In this large multicenter amyloid and tau positron emission tomography (PET) study (n= 1,325) we assessed the risk of future progression to mild cognitive impairment and the rate of cognitive decline over time in cognitively unimpaired individuals who were amyloid PET positive (A+) and tau PET positive (T+) in the medial temporal lobe (A+TMTL+) and/or in the temporal neocortex (A+TNEO T+) and compared them to A+T− and a−T− Groups.
Cox proportional hazards models showed a substantially increased risk of progression to mild cognitive impairment in A+TNEO T+ (Hazard ratio (HR) = 19.2, 95% confidence interval (CI) = 10.9-33.7), A+TMTL+ (HR = 14.6, 95% CI = 8.1-26.4) and A+T− (HR = 2.4, 95% CI = 1.4-4.3) groups versus A−T− (Reference group. BothA+TMTL+ (HR = 6.0, 95% CI = 3.4-10.6) and A+TNEO T+ (HR = 7.9, 95% CI = 4.7-13.5) groups also showed faster clinical progression to mild cognitive impairment than the A+T− Group.

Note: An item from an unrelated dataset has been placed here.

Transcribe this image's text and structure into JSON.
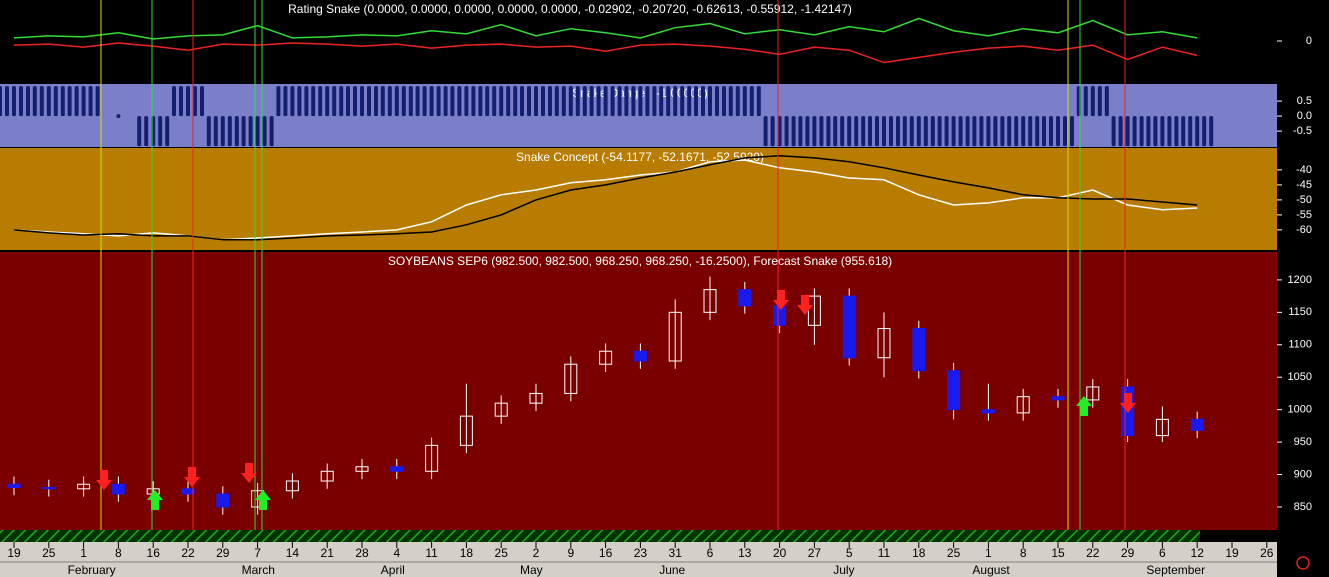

Linear mixed-effects models showed that the A+TNEO T+ (β= −0.056 ± 0.005, T= -11.55, P< 0.001), A+TMTL+ (β= −0.024 ± 0.005, T= -4.72, P< 0.001) and A+T− (β= −0.008 ± 0.002, T= -3.46, P<0.001) groups showed compared to the A−T− (Reference) group (all P< 0.001). BothA+TNEO T+ (P< 0.001) and A+TMTL+ (P= 0.002) also progressed faster than the A+T− Group.
In conclusion, evidence of advanced pathologic changes in Alzheimer’s disease provided by a combination of abnormal amyloid and tau PET studies is strongly associated with short-term (i.e., 3–5 years) cognitive decline in the cognitively unimpaired people and is therefore of high clinical relevance.